My husband and I decided to not do Santa or Tooth fairy or Easter Bunny as well. For many of the same reasons listed and a few others. I personally dont remember believing in santa. I remember finding my “santa” gifts at a very early age and my dad trying to pass it off as santa dropping them off early but i didnt buy it. How do you deal with other parents judgements? My father got married to a young woman and they have a little girl my sons age (2) and he tells me how much I am taking away from our son and that we are going to ruin Christmas as he gets older. Its very hard for me, and I always tell him that I dont judge his parenting so he shouldnt judge mine. And other than “because everyone else does it” I dont see much reason for santa because I dont remember experiencing the “magic” of it.
I love this. We don’t do Santa in our house either. My husband thought I was so mean at first until I found articles like this one and others that were able to accurately put into words what I couldn’t explain, but definitely felt in my heart.
We didnt “push” Santa on our kids. We did do stockings and gifts, we celebrated baby Jesus more though. His birthday. His day. We did talk about Santa, how can you not? He is everywhere during the season. We just didnt put the main emphasis on Santa. We didnt “not” do Santa. Just didnt make a big deal of it. We pointed out that Christmas is Jesus’ birthday and that is why we give and get gifts because He was given gifts. We even had a birthday cake with candles for Him on Christmas Eve, a less busy day for us. We would sing Happy Birthday to Jesus and all blow out the candle. We read the Christmas story in Luke all together in our bedroom and pray before we go to the living room to open gifts. My kids are all grown now, but they have great memories of these traditions.

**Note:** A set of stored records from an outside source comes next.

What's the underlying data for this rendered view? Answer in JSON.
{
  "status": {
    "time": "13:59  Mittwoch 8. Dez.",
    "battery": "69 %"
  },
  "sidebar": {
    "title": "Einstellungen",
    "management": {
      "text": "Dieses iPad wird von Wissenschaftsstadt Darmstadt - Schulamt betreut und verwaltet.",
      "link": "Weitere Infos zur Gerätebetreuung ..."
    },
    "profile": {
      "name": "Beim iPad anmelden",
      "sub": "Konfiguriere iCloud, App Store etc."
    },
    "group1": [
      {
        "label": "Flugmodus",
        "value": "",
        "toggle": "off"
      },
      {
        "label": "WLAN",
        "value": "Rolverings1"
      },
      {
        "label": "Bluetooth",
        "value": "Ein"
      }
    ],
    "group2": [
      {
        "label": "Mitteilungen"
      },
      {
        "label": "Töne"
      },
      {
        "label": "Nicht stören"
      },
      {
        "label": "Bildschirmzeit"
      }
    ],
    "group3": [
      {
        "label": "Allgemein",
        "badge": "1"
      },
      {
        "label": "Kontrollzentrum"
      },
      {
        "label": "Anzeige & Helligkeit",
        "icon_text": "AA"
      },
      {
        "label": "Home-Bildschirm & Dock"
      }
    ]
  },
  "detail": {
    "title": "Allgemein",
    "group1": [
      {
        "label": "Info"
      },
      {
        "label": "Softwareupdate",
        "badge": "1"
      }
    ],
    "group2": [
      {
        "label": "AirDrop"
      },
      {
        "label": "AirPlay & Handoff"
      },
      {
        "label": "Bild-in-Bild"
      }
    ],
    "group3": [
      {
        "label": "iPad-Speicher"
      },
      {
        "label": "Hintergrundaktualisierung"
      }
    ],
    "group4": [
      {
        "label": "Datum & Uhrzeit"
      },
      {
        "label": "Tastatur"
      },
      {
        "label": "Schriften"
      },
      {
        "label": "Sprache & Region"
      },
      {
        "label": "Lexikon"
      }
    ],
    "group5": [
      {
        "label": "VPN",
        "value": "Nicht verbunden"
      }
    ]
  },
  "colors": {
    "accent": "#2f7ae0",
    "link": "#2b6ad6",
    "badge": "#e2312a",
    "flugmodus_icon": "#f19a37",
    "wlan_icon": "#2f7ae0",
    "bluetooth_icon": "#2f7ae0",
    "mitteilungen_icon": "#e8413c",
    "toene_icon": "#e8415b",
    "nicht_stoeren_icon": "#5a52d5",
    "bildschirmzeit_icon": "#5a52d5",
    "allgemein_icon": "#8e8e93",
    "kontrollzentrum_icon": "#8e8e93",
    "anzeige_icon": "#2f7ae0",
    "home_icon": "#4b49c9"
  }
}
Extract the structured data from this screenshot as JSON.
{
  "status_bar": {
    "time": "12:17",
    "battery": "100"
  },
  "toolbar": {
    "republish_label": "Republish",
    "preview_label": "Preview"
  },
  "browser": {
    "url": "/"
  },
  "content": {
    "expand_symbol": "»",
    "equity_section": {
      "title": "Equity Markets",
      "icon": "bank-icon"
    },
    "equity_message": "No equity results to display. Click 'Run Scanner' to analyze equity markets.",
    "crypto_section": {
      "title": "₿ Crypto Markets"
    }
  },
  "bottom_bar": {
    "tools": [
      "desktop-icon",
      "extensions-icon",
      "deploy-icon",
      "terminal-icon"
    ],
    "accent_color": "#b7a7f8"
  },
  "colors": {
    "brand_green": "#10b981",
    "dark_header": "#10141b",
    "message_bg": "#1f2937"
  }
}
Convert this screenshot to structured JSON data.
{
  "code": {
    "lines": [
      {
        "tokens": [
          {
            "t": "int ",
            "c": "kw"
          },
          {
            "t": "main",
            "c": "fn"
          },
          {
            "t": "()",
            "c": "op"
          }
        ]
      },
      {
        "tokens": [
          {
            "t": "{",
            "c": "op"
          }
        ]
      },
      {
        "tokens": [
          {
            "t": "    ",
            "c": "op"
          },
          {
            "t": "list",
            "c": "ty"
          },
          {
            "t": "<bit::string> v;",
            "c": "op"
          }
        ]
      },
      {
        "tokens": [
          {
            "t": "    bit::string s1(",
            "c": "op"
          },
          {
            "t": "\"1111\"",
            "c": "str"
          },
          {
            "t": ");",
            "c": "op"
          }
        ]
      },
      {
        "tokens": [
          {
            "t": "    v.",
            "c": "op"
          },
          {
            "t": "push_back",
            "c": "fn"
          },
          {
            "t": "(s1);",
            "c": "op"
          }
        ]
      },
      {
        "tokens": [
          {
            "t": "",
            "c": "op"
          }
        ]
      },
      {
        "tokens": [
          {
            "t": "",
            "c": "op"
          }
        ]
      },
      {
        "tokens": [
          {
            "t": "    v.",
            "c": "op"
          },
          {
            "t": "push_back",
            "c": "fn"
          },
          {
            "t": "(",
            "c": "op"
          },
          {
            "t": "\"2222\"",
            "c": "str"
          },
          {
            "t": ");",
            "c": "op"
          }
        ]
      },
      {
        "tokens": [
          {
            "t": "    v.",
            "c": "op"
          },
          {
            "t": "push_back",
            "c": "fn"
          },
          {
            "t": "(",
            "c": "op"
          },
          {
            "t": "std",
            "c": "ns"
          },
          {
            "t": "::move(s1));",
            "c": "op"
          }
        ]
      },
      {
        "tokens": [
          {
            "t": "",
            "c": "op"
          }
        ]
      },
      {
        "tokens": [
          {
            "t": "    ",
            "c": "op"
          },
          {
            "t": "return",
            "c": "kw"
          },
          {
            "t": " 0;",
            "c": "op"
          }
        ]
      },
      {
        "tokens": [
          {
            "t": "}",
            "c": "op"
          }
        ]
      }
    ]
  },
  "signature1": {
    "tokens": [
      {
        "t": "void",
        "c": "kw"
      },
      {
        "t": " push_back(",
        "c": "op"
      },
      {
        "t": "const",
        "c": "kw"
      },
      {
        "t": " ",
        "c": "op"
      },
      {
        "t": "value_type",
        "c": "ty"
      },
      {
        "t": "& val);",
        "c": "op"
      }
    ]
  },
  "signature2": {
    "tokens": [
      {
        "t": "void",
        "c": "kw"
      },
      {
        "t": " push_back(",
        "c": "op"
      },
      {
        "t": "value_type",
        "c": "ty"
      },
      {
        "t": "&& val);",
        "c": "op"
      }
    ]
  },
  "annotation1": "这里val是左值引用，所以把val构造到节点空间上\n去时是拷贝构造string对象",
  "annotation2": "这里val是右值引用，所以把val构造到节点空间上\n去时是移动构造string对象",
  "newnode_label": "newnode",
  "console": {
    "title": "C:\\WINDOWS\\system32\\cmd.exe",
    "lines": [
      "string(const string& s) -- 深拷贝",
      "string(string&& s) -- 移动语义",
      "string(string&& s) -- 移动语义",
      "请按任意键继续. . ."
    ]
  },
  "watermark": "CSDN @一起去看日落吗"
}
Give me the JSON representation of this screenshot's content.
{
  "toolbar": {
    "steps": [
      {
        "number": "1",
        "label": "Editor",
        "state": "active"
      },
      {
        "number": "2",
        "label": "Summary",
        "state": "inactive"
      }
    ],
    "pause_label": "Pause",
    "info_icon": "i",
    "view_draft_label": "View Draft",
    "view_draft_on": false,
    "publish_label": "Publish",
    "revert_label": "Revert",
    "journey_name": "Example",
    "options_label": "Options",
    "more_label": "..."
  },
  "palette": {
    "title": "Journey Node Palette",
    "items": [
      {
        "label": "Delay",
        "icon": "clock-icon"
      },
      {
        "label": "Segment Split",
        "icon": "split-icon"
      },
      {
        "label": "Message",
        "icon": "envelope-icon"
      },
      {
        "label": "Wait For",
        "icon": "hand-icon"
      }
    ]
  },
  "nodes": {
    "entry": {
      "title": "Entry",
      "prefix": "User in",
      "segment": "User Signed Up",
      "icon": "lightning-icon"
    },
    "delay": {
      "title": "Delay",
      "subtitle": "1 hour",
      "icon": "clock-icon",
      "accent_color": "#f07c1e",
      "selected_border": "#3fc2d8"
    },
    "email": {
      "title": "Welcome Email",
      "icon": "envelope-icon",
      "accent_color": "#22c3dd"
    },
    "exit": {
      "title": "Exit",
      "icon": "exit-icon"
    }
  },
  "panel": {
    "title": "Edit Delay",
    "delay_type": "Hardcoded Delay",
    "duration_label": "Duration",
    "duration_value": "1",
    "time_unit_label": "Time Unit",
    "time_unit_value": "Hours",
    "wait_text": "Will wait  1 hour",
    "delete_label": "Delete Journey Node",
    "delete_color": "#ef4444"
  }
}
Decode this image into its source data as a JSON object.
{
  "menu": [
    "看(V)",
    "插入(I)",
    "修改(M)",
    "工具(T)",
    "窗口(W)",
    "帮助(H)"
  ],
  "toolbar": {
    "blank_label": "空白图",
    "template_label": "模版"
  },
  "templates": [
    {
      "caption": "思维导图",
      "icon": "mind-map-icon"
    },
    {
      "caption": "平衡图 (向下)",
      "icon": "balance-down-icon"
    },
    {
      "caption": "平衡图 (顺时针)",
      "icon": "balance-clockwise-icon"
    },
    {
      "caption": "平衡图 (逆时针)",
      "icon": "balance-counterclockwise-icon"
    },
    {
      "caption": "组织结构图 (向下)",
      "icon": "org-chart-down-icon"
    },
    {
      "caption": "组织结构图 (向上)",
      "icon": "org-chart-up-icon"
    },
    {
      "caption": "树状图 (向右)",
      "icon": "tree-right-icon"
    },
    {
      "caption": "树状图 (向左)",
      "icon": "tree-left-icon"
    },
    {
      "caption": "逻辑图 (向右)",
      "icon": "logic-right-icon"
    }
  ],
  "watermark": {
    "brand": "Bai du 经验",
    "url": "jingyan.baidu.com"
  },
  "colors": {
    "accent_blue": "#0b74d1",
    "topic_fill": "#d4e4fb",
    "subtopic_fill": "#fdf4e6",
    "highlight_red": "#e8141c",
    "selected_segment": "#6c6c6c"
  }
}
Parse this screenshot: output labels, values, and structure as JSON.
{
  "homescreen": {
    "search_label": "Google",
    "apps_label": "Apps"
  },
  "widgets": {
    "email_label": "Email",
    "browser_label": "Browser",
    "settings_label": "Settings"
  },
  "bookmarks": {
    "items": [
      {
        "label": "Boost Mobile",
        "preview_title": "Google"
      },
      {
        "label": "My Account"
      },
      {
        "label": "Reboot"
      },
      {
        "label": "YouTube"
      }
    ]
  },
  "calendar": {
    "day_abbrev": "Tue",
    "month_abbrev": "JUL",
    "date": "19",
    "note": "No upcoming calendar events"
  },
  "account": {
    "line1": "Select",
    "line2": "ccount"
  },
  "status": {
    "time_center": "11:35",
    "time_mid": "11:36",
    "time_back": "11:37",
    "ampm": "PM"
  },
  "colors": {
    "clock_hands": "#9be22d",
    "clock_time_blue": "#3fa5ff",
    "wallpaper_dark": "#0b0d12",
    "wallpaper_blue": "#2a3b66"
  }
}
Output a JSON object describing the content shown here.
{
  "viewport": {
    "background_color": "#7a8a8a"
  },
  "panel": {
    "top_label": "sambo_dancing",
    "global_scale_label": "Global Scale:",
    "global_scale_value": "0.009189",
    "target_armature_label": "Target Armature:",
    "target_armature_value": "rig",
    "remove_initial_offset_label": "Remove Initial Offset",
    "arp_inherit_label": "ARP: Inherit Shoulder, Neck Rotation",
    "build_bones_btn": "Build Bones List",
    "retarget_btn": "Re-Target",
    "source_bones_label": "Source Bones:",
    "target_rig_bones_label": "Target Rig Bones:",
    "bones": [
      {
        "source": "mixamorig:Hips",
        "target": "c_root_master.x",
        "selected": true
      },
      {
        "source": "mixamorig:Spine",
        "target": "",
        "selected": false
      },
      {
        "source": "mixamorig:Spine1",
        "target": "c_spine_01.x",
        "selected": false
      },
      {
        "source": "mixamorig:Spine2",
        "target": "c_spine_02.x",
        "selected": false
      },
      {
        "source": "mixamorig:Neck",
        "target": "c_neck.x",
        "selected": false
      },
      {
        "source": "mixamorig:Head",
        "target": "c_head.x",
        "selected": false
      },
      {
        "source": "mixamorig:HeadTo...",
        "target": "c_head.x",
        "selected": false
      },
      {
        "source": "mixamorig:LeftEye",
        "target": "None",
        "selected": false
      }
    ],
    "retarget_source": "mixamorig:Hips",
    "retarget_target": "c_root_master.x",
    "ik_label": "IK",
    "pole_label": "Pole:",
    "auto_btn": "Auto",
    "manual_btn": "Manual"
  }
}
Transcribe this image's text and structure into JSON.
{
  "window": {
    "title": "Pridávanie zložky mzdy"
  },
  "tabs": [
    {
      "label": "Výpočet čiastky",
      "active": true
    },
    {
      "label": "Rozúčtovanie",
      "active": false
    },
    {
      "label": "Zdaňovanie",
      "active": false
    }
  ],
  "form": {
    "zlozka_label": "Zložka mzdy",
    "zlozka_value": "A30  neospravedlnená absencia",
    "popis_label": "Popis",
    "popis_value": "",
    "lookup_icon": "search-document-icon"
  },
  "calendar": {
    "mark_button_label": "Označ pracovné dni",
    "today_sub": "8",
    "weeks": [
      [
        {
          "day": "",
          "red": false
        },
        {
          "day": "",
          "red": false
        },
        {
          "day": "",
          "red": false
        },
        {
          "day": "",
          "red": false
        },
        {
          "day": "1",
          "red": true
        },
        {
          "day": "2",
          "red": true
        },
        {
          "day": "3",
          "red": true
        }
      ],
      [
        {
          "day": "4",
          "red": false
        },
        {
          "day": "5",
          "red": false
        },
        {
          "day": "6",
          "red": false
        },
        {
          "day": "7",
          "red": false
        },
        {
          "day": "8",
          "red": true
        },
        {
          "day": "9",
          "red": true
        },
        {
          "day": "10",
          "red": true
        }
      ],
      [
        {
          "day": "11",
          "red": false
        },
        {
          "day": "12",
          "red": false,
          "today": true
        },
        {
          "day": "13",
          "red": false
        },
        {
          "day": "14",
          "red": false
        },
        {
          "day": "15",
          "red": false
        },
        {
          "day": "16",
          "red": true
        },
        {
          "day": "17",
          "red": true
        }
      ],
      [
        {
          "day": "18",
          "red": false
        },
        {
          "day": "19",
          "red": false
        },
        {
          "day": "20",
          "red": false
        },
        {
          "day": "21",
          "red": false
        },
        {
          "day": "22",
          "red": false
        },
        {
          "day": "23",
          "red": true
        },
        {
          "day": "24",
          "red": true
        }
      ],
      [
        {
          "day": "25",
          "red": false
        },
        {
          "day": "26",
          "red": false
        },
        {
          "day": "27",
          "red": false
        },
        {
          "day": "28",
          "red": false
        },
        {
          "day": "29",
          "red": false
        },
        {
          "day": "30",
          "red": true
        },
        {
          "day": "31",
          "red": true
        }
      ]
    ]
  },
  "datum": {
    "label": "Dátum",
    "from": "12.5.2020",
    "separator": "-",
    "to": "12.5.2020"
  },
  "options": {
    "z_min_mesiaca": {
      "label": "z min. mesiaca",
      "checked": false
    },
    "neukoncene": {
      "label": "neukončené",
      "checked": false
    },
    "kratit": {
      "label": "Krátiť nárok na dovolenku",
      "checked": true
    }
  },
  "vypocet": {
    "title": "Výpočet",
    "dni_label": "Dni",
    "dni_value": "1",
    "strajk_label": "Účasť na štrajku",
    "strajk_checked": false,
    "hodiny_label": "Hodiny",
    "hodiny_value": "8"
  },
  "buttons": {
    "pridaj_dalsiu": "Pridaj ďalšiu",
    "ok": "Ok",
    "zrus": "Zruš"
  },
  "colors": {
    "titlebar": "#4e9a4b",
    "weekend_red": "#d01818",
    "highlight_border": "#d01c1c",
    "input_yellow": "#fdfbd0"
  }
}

I think the either/or is the mistake many make – “either we lie out of our teeth to tell our kids there is a Santa” OR “we make SURE they know there isn’t.” We just did Santa like any other pretend thing with the kids. We just had fun with it. Little kids love pretend games. It’s adults who have to be all complicated about whether “he is real or not”. Pretending Santa was no different than pretending we had superpowers or that a big box was a train or a house. If you asked our kids, seriously, “is there a Santa”, they’d have said “no”, just like if you seriously asked them if they had superpowers. It was lots of fun, but no trauma or deception needed. And no need for transition any more than any other pretend. We still do it, with our kids now 27-33.
When your son pretended to fly around the house, did you feel you had to inform him that flying was not possible and ensure that he didn’t pretend to fly? Did you fee like it “was a lie” to allow him to pretend it? Why does Santa have to be different? But, yes, to respect those who did make a big deal of it, we did have to tell our kids that some kids didn’t realize it was pretend, so we really couldn’t talk much about it. They never really understood why!